Abdullah Öcalan bile ‘açılımın’ kendine bakan yüzünü konuştu, tartıştı; tartıştırdı!

Bugüne değin gündemde olmayan konular konuşulur, anlayış gösterilir oldu!

Bunlara olmadı denebilir mi?

 

* * *

İşte burada…

Açılımın ‘a’sından bilgisi olmayanlar, bir gün, bir saatte, ‘açılımın’ kara sesiyle uyandılar!

Açılımın kara sesi ‘ne’ mi?

Ülkede terör estirenler daha özgür koşullarda eylem yapacaklarını, bugüne değin yaptıklarının ‘karşılıksız’ kalacağını, terörün ‘baş’ isminin elini-kolunu sallaya sallaya sokakta gezeceğini düşünürken…

Bir de baktılar ki…

Hepsi sanal!

İstetip vermeme olayı…

Ne oldu sonucu?

Daha çok ananın gözleri yaşla dağlandı!

 

* * *

Tırmanan terör, yalnız varsılları tanımıyor!

Onlar yine ‘alemin’ kralını deniz açıklarında, her şeyden ırak yaşıyorlar…

Kentimden, Van’da katledilen Jandarma Komando Çavuş Serdar Yeşilyurt…

Basına yansıyan ilginç bir öyküsü var; okurken burkuldum…

Serdar, altı çocuklu bir ailenin çocuğu…

Dikli ağacı olmayan, bahçe bekçisi bir babanın…

Serdar, daha çocuk yaşta yaşamını kazanmak için çaba harcıyor…

Serdar, Sivas’ta bir lokantada çalışıyor, para biriktiriyor…

Serdar, köy öğretmenlerinin verdiği yol parasıyla askere gidiyor…

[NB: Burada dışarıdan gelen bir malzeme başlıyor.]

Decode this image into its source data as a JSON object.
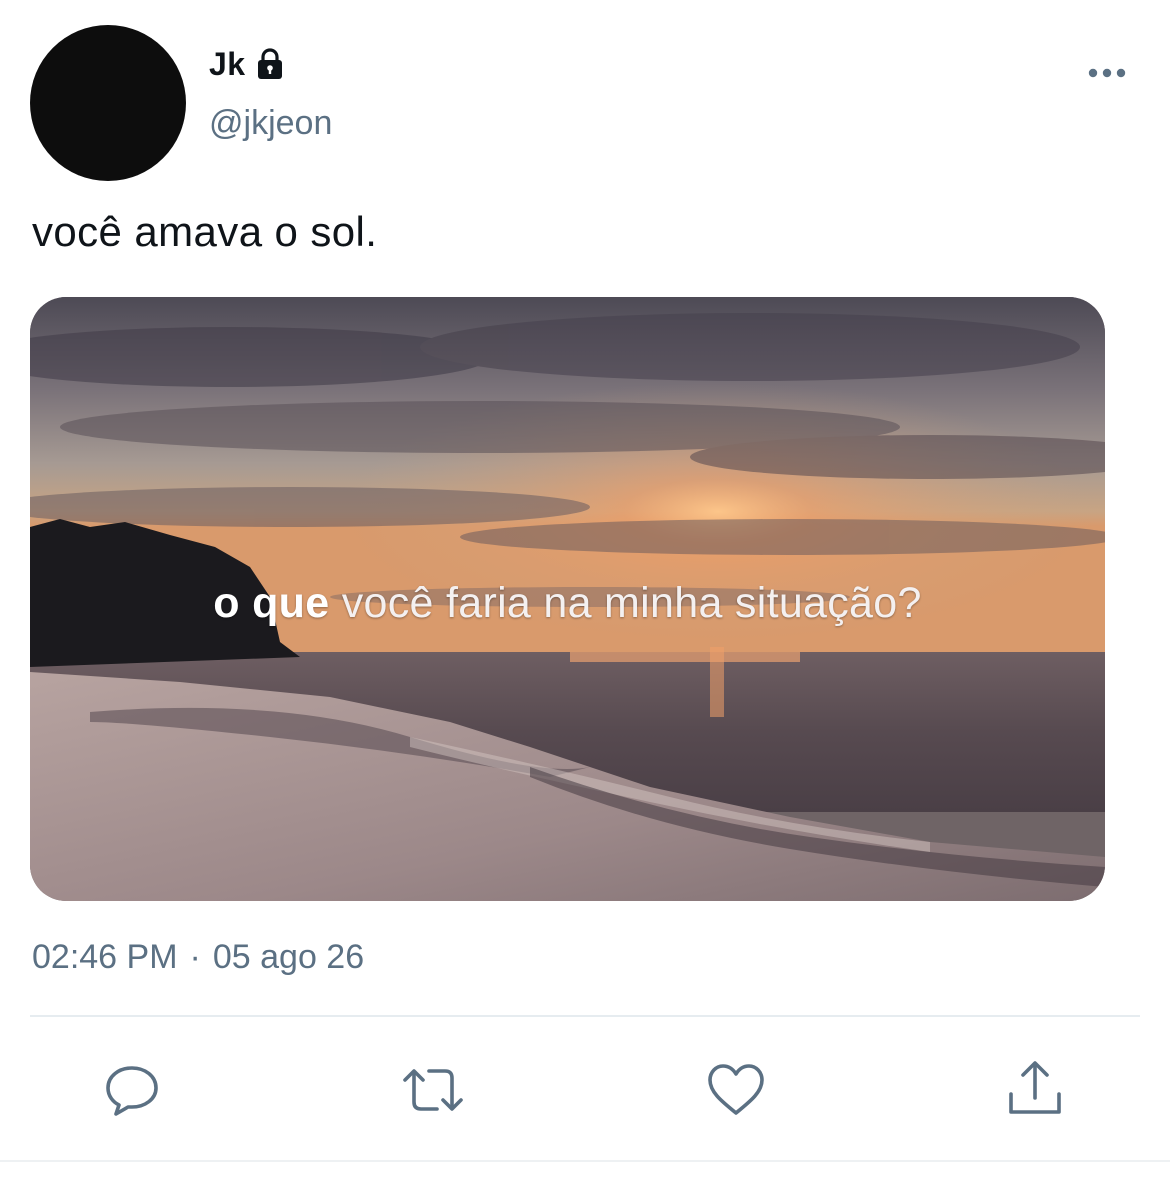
{
  "author": {
    "display_name": "Jk",
    "handle": "@jkjeon",
    "protected_icon": "lock-icon",
    "avatar_color": "#0d0d0d"
  },
  "menu": {
    "icon": "more-horizontal-icon"
  },
  "tweet": {
    "text": "você amava o sol.",
    "media": {
      "overlay_lead": "o que",
      "overlay_rest": " você faria na minha situação?",
      "scene": "sunset beach"
    },
    "time": "02:46 PM",
    "separator": "·",
    "date": "05 ago 26"
  },
  "actions": [
    {
      "name": "reply",
      "icon": "reply-icon"
    },
    {
      "name": "retweet",
      "icon": "retweet-icon"
    },
    {
      "name": "like",
      "icon": "heart-icon"
    },
    {
      "name": "share",
      "icon": "share-icon"
    }
  ],
  "colors": {
    "text_primary": "#0f1419",
    "text_secondary": "#5b7083",
    "icon_color": "#5b7083",
    "divider": "#e6ecf0"
  }
}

Ucu açık ‘açılımdan’ ne beklerdi, dersiniz?

Yaşamak!

 

* * *

Açılım ile birlikte yaşananları algılamak için bugünün gazetelerini, televizyon izlencelerini gözden geçirmek o denli zor değil…

İki gün önce ‘demokratik açılım’ kapsamında Kandil ile Mahmur’dan gelenlerin geri dönüşü ´konusu´ haberleri vardı her yerde…

Nasıl gelmişlerdi öyle ama?

Davullar, zurnalar, oyunlar, bir de ‘seyyar’ yargılama ile…

O günkü olayın ülkemize ‘ne’ kazandırdığını düşünmek gerekmez mi?

Bugüne gelinmesinde o günün ‘payını’ aramak ‘pek’ mi mantıksız?